Но не только на поле жатвы совершается битва матери. В маленьком зимнем городе в предрассветной мгле на углу встречаются поэт и скрипач, чтобы спеть свою песню, которая полетит в дальнюю дорогу к бойцам:

Я на рагу страчаю скрыпача,
Мы разам з ім праходзім па світанні.

Мы прывітаем дзень: я – словам, ён – смыком,
Спеў паляціць у дальнюю дарогу.
Няхай жа ён сустрэнецца з байцом,
Што пачынае дзень наш перамогай!

Перевод М. Лужанина

Летом 1943 года в жизни Платнеров произошли изменения: «Маму вызвали в Ярославль, где комплектовался минский мединститут. Мы срочно засобирались в Ярославль, и единственный багаж, который мы послали из Саранска в Ярославль, была картошка, которую мы вырастили на небольшом участке за городом. Правда, мы могли её послать только малой скоростью, а когда получили багаж, эту ценную картошку пришлось выбросить – сгнила». Джессика в своих воспоминаниях указывает на лето 1942 года, однако есть основания предполагать, что в Ярославль Платнеры не могли приехать ранее мая 1943 года.

platner_004.jpg
Здание медицинского института в Ярославле

Из истории ЯГМА известно, что по постановлению Совета Народных Комиссаров СССР от 22 мая 1943 г. в Ярославле начал работу эвакуированный из Белоруссии медицинский институт, сформированный на базе Минского и Витебского медицинских институтов. Менее чем за полгода удалось укомплектовать штаты преподавателей. В основном это были сотрудники из Белоруссии, в том числе и Дебора Платнер как преподаватель английского языка.

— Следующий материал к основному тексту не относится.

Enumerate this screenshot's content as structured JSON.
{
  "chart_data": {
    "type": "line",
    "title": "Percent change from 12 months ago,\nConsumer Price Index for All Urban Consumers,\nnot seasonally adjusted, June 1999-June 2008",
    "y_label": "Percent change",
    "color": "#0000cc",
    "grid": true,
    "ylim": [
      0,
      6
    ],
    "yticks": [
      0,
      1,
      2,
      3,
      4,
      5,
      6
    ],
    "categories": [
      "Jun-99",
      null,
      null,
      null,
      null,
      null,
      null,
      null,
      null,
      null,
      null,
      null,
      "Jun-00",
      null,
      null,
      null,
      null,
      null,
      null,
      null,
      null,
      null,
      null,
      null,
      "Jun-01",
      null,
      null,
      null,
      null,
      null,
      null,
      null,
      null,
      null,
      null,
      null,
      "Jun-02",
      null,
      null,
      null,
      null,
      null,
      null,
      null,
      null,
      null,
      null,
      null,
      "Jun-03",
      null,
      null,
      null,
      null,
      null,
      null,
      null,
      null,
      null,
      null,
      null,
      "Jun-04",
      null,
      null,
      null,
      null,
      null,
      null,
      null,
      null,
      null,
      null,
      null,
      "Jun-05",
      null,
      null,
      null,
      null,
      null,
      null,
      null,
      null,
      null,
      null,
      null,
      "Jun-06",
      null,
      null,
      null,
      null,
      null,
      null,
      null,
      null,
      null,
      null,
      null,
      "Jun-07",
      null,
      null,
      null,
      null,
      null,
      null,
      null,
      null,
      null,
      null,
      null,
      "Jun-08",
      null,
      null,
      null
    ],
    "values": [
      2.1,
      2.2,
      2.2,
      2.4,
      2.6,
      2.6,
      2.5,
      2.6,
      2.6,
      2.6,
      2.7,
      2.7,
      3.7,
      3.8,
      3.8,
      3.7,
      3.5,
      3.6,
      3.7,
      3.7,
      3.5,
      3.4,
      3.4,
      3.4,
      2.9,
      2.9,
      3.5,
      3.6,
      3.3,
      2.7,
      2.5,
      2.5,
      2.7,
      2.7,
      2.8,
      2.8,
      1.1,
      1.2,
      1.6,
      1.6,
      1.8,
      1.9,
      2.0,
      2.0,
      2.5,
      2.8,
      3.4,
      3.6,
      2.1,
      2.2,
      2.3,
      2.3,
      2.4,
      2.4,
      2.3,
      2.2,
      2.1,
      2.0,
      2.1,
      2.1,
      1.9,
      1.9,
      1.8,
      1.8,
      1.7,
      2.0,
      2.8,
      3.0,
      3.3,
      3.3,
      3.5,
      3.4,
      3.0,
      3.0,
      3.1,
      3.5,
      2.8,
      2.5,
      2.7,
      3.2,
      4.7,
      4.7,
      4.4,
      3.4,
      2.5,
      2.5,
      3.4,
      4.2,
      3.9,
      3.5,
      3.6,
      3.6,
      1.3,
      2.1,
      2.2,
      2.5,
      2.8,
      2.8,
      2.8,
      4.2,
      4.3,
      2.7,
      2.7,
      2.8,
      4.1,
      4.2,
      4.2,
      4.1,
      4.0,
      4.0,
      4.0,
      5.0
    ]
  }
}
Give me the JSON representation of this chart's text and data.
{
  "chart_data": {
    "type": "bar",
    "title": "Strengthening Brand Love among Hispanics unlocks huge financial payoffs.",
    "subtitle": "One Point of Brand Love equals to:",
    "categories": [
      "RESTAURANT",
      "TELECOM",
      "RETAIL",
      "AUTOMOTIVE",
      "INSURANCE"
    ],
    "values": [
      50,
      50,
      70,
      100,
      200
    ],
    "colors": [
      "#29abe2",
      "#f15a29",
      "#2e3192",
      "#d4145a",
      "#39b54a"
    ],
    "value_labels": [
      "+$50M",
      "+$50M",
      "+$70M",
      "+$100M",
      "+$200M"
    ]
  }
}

Ярославль для белорусов – совершенно особенное место. Я прочитала биографии и воспоминания многих белорусских литераторов, которых судьба приводила в этот город на Волге: семьи Богдановичей, Арсеньевых, Шешалевичей, Платнеров, Федор Имшеник, Сергей Скандраков, Бронислав Туренок, Язэп Кореневский, Всеволод Игнатовский... Видимо, Ярославль – это то место, где можно найти убежище во время войны, одновременно не отрываясь от родных корней, ведь здесь еще в 1915 году была создана культурно-просветительская организация «Наш край», а позднее «Молодая Беларусь». В 1916 – 1918 годах Всеволод Игнатовский возглавил белорусскую национальную организацию «Ярославская Белорусская рада», которая объединила белорусов-беженцев вокруг национальной идеи, материально и юридически помогала потерпевшим от Первой мировой войны, проводила благотворительные акции, культурно-просветительские вечера. Инициатором создания общества был круг преподавателей и учащихся Минского учительского института в Ярославле. Участники совета готовили на белорусском языке лекции и рефераты по истории и культуре Беларуси. Кстати, активно трудился в обществе белорусский поэт Максим Богданович.

Зачастую воспоминания белорусских писателей пронизаны самыми светлыми чувствами к Ярославлю, он вносил в их трудную, порой драматичную судьбу частички радости, счастья, покоя. Семья Платнеров тоже нашла здесь временное прибежище и отдохновение в горькие годы Великой Отечественной войны. Джессика вспоминает: ««Ярославль-городок, Москвы уголок». Старинный город на берегу Волги, на каждой площади церковь. Самый старый в России театр имени Волкова».

Платнеров поселили в большой аудитории вместе с еще семью семьями преподавателей: «Да-да, все жили вместе, как в общежитии. У кого-то были запасные простыни, и ими можно было отгородиться от посторонних глаз, но у большинства не было ничего, и спали все семьи рядом, женщины, мужчины, дети. Я уже не помню, были ли конфликты и ссоры, но мы, дети, жили шумно и весело, по-своему интересно». Преподаватель физики по всем законам своей науки соорудил электрокамин из табурета, изоляторов и проводов, установил прямо посреди огромной комнаты: «Стояла эта табуретка посреди комнаты у стола и сверкала раскалёнными проводами, излучая тепло и собирая вокруг себя всё население общаги».

В Ярославле Айзик Платнер работает на радио, продолжает писать стихи на идиш для детей и взрослых, позже они войдут в сборники «С любовью и верой» (Минск, 1947), «Сваёй краіне» (пер. на белорусский, Минск, 1947), «Самое дорогое» (Минск, 1948).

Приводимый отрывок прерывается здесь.